From Inhabitat: The Serene House HCMC is a flexible prefab built for multipurpose use
In fact, it’s so flexible that it can be disassembled if needed: “We can easily break it up when our ten-year lease ends and move it to a new location for another serene house of our own.” This challenges the common notion of buildings as immovable structures and emphasizes the possibilities inherent in flexible architecture.
While flexible design is currently popular in residential spaces, it also has many promising implications for commercial environments, and some of these implications are already becoming realities. One notable example is the Babylon Beach Club, a Turkish restaurant that features a unique sliding wall system. The walls are retracted during the summer, and when colder weather arrives, the walls slide out to cover the dining area. This is a great case that demonstrates the power of flexible architecture, and the same idea can be applied to many spaces in all kinds of industries. This sort of technology could be used for mixed-use spaces, hotels, and even offices that have an outdoor component.

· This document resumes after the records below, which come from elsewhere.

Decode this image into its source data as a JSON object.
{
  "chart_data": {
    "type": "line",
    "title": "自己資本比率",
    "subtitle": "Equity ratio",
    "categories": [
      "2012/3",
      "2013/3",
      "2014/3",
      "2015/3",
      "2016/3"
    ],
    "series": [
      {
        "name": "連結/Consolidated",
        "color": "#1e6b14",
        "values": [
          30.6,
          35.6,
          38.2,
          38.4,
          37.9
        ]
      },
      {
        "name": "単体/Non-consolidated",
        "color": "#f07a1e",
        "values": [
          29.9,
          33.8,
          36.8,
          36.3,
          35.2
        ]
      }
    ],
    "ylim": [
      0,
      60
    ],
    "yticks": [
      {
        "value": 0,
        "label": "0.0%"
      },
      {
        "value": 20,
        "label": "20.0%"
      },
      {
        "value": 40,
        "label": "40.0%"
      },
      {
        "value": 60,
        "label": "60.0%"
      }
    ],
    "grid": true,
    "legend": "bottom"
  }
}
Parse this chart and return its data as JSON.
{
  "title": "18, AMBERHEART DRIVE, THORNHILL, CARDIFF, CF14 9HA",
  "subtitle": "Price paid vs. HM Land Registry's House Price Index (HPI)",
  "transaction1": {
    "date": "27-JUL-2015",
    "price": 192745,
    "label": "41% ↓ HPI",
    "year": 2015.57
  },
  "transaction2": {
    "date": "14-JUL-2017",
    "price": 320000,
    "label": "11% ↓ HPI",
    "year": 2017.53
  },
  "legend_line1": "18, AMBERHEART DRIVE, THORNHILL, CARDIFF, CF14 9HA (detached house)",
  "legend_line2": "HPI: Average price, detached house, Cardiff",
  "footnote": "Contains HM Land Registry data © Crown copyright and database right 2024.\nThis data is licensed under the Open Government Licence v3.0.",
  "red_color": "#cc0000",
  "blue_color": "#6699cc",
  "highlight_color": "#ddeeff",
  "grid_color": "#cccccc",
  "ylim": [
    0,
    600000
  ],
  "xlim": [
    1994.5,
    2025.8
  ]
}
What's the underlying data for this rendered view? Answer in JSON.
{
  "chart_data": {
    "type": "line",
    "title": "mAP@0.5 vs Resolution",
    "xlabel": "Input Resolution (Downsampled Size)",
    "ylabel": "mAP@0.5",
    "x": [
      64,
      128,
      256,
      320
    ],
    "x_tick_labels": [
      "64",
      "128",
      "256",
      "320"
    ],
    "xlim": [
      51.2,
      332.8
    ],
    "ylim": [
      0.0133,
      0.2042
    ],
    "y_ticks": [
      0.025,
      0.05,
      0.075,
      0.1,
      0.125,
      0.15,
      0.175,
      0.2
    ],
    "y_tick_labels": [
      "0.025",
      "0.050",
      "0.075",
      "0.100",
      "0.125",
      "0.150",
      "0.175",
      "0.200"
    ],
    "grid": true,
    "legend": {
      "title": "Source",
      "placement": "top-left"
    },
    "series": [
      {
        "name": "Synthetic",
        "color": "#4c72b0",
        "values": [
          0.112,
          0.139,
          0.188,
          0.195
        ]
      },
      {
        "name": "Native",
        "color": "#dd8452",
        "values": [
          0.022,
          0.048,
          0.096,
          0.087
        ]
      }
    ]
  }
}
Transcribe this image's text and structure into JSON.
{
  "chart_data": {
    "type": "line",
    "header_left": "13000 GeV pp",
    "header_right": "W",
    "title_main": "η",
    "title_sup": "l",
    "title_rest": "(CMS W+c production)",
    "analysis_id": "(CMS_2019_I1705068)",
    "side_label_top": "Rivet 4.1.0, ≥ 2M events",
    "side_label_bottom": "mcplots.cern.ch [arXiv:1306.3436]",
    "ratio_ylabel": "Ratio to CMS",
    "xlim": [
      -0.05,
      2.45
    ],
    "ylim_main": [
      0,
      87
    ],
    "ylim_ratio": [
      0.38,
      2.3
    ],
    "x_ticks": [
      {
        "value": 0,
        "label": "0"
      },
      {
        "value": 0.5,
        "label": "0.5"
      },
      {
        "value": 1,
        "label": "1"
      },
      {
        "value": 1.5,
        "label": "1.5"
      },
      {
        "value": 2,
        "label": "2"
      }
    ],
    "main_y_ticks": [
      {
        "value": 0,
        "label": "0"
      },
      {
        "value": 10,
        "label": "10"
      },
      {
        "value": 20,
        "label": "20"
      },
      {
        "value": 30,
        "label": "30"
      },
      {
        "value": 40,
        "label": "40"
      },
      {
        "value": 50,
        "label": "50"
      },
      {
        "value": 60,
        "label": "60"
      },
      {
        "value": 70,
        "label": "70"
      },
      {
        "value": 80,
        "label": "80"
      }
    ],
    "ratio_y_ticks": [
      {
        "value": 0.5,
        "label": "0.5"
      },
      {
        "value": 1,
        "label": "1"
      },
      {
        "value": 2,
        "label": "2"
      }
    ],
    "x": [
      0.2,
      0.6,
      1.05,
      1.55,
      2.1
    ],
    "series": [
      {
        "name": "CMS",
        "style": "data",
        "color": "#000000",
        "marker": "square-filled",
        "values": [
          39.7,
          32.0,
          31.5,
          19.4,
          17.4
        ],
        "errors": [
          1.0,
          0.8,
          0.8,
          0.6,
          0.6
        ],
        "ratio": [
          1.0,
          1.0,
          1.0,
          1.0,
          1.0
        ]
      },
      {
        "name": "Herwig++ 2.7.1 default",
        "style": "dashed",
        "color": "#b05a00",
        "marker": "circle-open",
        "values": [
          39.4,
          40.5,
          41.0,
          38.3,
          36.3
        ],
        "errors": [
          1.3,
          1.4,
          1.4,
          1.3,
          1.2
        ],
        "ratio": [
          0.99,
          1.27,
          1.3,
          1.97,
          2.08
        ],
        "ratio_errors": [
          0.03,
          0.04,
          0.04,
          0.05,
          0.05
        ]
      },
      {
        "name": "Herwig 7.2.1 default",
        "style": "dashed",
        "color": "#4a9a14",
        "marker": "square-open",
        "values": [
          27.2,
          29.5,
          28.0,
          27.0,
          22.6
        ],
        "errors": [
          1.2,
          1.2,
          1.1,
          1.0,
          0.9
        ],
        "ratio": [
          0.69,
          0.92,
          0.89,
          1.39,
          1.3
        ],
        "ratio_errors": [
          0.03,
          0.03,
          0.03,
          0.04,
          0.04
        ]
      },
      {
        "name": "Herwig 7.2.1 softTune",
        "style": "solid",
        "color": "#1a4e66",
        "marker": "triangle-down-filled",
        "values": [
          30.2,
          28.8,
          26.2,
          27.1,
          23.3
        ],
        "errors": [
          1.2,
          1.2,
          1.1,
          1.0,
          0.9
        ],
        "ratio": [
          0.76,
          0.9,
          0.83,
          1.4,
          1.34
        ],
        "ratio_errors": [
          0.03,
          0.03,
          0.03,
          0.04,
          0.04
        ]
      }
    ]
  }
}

From Libart: This innovative sliding wall system provides seasonal flexibility
As the world changes and occupant needs evolve at an ever faster pace, the built environment must be designed with flexibility in mind. Architects and designers are challenged to meet and exceed these developing demands. Flexible architecture offers an effective solution to the challenges that face designers in this new era of the sharing, collaborative economy. By adopting an agile approach, they are creating truly innovative, configurable spaces that are fundamentally practical but pack a big wow.